Lavender Hill Mob, The (1951)

reviewed by
Edwin Jahiel


                           THE LAVENDER HILL MOB
                       A film review by Edwin Jahiel
                        Copyright 1995 Edwin Jahiel
(UK, 1951)
Directed by Charles Crichton.

This marvelous Oscar-winning movie (Best Story and Screenplay by T.E.B. Clarke) was one of those priceless comedies (mostly from the Ealing Studios) that made British screen humor triumph in the 1950s.

Oscar-nominated Alec Guinness is a milquetoastish bank employee who dreams up one of those perfect crimes -- a gold-bullion caper -- that never turn out to be perfect. Successful at first, the likable malefactors are thrown into a desperate, frustrating chase after incriminating evidence -- miniature Eiffel Towers. The hunt takes them to Paris, then back to England. There is wonderful irony as the film climaxes with the duo tracking down the last of the statuettes inside a Police show.

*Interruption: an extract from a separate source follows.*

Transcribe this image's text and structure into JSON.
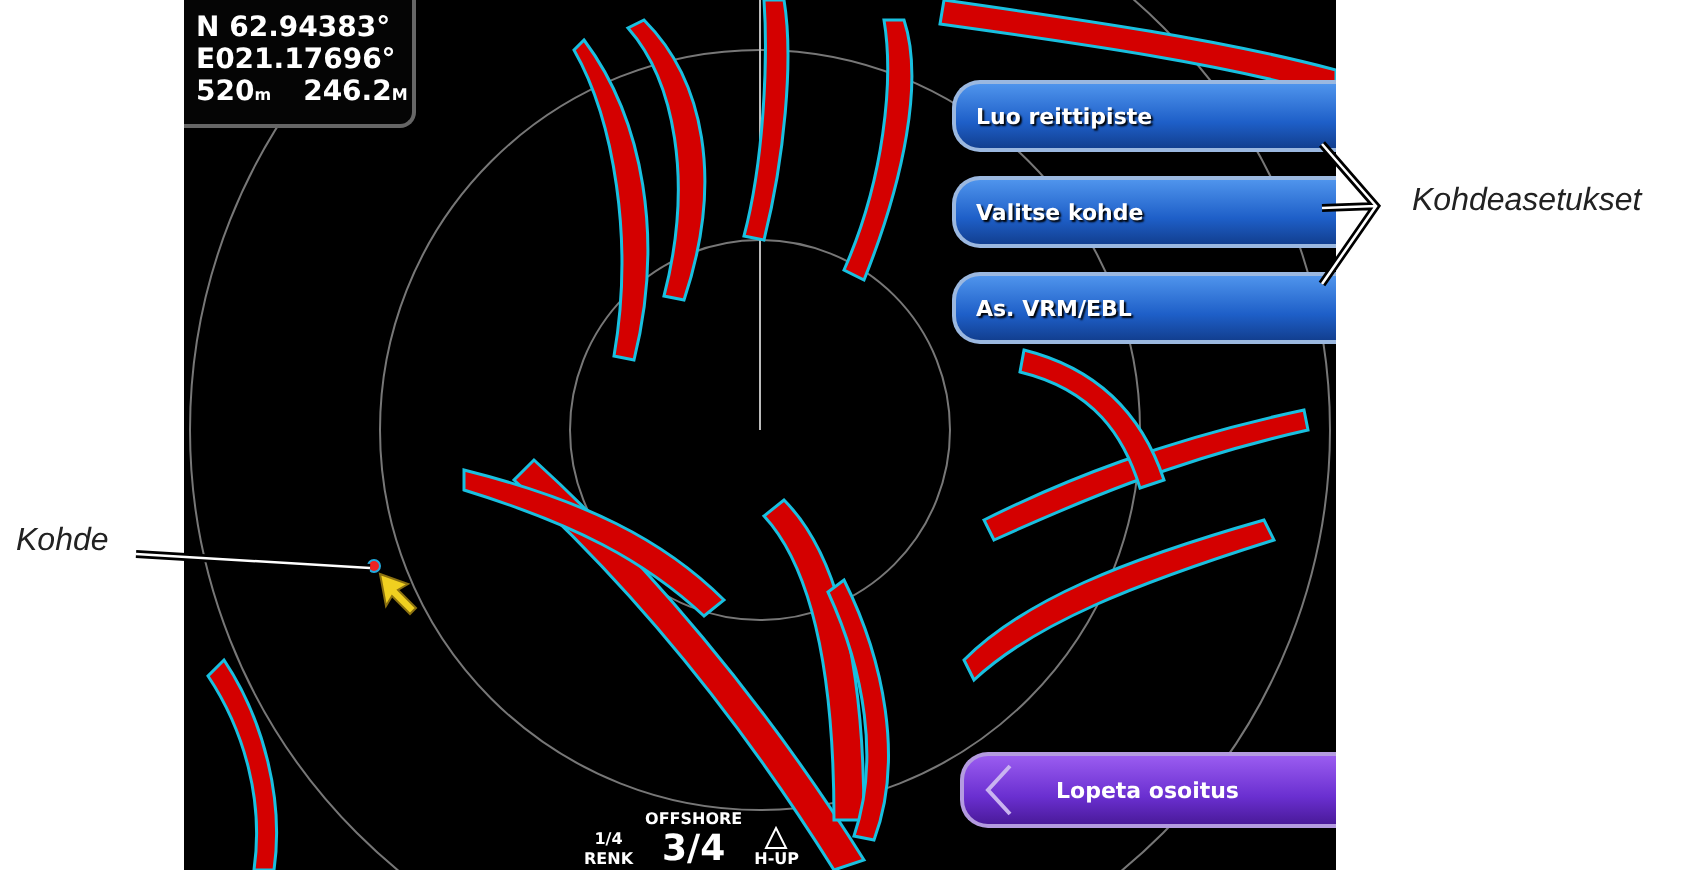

The acting by Guinness and Holloway is perfect . They are excellently supported by their acolytes Sidney James and Alfie Bass. Audrey Hepburn, then a bit actress in her fourth film, has a a microscopic part. Thirteen years later, in MY FAIR LADY, as a big star playing Liza Doolittle, she would be reunited with Stanley Holloway who played her father.

THE LAVENDER HILL MOB is a delight of witty structure and briskly economical pacing. Guinness had come to world-wide attention with his multiple roles in KIND HEARS AND CORONETS (1949). With THE LAVENDER HILL MOB the comic, idiosyncratic Guinness persona itself was launched, in all its variations of quiet diffidence, cunning, stubbornness and that famous half-smile that seems to say "I know something you don't know."

THE MAN IN THE WHITE SUIT followed that same year and was also nominated in the straight screenplay category. Then came more comedies: THE PROMOTER, THE CAPTAIN'S PARADISE, THE DETECTIVE, THE LADY KILLERS, and more films with serious, funny or in-between roles, all unique. THE LAVENDER HILL MOB is the kind of movie where you root for the thieves, but in its period films lacked the gumption to come out with the conclusion that often "crime does pay."